What is the difference between a digital coin and a digital token?
The simplest way to think of this difference is that digital coins have their own unique blockchains. Digital tokens, on the other hand, reside on preexisting blockchains.
If that answer leaves you scratching your head, there is no need to worry. Understanding the distinction between the two beings with knowing what a digital currency really is. One easy way to explain this term is that it is simply a currency that only exists digitally.
A perfect example is bitcoin.
Bitcoin was the first digital currency to scale and has generated widespread interest since its creation in 2009.
This currency, or digital coin, records its transactions on a distributed ledger called the blockchain.
This blockchain, which is spread across many different computers, includes every bitcoin transaction ever made.
In the years since bitcoin was created, many other digital currencies have followed. These alternative digital coins, which are frequently referred to as “altcoins,” also rely on the blockchain to keep a record of their transactions.
Some of these altcoins were created by executing a hard fork of bitcoin, which involved modifying bitcoin’s open-source code to create a new digital currency.
A perfect example is Bitcoin Cash, which came into existence in August 2017. Bitcoin Cash is similar to traditional bitcoin, but its blockchain can handle far more transactions since it has substantially larger blocks.
Other digital coins are created without harnessing bitcoin’s source code. Examples include Ripple, Ether, and Omni.
Digital tokens are different from digital coins. How? They grant the owner the ability to take part in some kind of activity.
These tokens could, for example, permit someone to participate in a decentralized prediction market. Augur, one such prediction market, allows participants to make wagers on the outcome of varying events using REP, its digital token.

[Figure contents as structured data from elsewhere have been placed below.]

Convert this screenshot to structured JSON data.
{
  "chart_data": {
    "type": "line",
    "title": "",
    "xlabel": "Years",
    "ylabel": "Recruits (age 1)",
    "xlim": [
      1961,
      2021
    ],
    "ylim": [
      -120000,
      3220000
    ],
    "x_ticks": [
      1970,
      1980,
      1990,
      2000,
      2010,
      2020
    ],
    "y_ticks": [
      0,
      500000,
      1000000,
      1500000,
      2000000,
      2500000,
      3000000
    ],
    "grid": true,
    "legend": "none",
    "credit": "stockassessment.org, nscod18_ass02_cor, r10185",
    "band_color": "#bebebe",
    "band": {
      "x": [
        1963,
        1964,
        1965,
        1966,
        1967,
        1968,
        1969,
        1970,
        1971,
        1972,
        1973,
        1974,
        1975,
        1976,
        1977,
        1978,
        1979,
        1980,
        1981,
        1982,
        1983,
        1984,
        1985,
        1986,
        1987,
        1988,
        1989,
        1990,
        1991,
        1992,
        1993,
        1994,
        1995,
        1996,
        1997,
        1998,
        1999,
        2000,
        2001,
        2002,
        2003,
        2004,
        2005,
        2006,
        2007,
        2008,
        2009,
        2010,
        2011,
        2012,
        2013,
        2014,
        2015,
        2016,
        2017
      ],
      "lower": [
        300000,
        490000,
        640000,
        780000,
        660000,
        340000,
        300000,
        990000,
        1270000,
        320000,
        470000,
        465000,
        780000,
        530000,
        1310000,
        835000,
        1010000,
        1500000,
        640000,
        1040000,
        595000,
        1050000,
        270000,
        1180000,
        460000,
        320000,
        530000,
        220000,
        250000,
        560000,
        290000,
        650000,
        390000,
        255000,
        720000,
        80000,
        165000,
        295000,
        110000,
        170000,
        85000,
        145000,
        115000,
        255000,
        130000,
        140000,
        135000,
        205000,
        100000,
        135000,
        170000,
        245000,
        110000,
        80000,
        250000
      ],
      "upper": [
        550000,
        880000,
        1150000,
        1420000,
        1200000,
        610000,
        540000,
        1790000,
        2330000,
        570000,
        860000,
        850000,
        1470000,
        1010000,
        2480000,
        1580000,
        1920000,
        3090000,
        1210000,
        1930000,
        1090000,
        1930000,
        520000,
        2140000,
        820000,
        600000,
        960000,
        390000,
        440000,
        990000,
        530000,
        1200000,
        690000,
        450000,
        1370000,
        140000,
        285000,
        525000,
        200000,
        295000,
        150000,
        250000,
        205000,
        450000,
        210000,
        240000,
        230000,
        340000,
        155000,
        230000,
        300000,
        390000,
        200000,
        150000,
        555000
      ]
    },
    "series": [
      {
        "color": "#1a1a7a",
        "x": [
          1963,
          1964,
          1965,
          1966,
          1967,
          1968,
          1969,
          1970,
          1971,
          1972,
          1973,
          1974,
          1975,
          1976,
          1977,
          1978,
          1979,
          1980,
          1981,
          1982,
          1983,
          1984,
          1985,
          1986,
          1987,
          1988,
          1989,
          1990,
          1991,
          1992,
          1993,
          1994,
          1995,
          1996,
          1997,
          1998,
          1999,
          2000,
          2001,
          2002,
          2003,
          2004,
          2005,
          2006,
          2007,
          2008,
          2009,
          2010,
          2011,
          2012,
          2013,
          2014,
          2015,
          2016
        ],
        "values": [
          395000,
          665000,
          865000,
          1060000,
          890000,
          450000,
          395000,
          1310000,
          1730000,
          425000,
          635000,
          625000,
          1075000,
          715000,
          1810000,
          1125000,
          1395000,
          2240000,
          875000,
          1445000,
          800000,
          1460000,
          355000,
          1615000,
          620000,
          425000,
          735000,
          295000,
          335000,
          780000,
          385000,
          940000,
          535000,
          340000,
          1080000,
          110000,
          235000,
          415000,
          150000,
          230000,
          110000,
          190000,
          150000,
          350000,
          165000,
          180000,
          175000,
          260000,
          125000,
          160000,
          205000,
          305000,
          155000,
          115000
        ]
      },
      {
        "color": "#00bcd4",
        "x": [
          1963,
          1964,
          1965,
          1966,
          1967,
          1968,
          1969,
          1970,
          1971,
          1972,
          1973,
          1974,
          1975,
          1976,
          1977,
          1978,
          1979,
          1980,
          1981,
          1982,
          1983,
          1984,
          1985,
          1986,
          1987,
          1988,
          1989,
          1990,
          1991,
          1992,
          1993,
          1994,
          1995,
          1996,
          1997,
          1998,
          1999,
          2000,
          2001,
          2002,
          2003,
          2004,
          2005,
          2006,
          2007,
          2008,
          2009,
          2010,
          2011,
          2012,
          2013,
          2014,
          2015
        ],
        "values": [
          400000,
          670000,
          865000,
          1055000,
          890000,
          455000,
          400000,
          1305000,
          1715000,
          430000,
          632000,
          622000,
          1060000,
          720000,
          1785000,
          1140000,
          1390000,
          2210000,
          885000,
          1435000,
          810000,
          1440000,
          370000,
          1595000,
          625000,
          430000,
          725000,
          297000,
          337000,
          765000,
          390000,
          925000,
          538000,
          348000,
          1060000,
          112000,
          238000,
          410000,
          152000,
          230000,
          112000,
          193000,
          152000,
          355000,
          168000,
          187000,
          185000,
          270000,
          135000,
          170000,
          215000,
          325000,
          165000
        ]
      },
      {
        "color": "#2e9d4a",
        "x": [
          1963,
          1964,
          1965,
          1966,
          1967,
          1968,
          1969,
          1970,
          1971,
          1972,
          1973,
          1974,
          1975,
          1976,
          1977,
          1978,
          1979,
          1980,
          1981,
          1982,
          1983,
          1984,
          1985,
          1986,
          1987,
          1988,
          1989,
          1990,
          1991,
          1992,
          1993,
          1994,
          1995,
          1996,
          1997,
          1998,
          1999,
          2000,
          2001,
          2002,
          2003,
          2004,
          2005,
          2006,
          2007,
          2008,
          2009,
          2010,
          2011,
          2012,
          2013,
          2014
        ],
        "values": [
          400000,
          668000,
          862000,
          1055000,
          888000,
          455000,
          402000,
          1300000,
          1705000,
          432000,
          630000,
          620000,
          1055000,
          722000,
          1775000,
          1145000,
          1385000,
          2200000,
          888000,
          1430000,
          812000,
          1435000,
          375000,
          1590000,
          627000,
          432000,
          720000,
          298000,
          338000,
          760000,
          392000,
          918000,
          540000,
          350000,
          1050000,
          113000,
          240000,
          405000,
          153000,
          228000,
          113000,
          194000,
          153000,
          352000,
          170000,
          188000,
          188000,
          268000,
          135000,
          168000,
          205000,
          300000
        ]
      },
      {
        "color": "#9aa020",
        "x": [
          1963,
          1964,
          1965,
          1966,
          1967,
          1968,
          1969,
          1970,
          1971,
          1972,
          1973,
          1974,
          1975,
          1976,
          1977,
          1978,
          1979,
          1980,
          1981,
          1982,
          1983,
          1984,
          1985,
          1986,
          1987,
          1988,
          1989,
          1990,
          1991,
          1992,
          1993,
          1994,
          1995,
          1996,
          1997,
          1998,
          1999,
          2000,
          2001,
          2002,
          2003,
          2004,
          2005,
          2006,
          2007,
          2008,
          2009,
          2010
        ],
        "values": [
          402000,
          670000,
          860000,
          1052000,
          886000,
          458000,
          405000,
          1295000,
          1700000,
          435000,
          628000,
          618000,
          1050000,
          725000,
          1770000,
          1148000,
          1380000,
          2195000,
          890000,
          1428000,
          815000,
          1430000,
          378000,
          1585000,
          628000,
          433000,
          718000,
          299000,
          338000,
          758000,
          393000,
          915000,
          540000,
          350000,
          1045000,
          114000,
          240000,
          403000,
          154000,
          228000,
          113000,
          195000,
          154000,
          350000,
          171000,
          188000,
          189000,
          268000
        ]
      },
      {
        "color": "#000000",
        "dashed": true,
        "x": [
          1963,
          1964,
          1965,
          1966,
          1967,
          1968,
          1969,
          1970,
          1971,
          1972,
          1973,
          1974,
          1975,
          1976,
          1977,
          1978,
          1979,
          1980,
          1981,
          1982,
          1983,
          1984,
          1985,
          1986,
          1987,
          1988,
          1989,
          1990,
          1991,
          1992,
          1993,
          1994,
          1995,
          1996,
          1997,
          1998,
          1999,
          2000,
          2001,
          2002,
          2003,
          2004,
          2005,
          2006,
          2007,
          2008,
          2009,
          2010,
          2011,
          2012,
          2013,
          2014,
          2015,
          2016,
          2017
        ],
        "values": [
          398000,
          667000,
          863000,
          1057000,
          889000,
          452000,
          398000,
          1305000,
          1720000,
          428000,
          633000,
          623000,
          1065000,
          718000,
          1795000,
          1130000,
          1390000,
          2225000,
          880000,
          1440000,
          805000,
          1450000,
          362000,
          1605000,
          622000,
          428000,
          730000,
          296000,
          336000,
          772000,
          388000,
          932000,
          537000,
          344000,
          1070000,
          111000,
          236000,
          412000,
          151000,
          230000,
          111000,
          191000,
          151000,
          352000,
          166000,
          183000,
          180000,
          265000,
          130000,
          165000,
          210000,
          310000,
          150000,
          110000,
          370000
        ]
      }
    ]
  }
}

Augur is built on top of the Ethereum blockchain. This makes Augur’s REP a perfect example of a digital token, as these tokens are usually built on top of another blockchain.
This differs from digital coins, which have their own, separate blockchains. Bitcoin, Litecoin, Ether, and Ripple, for example, all have their own unique distributed ledger for recording transactions.
Knowledge Is Power
Digital assets can be very complicated, and it is important to perform thorough due diligence before making any investments.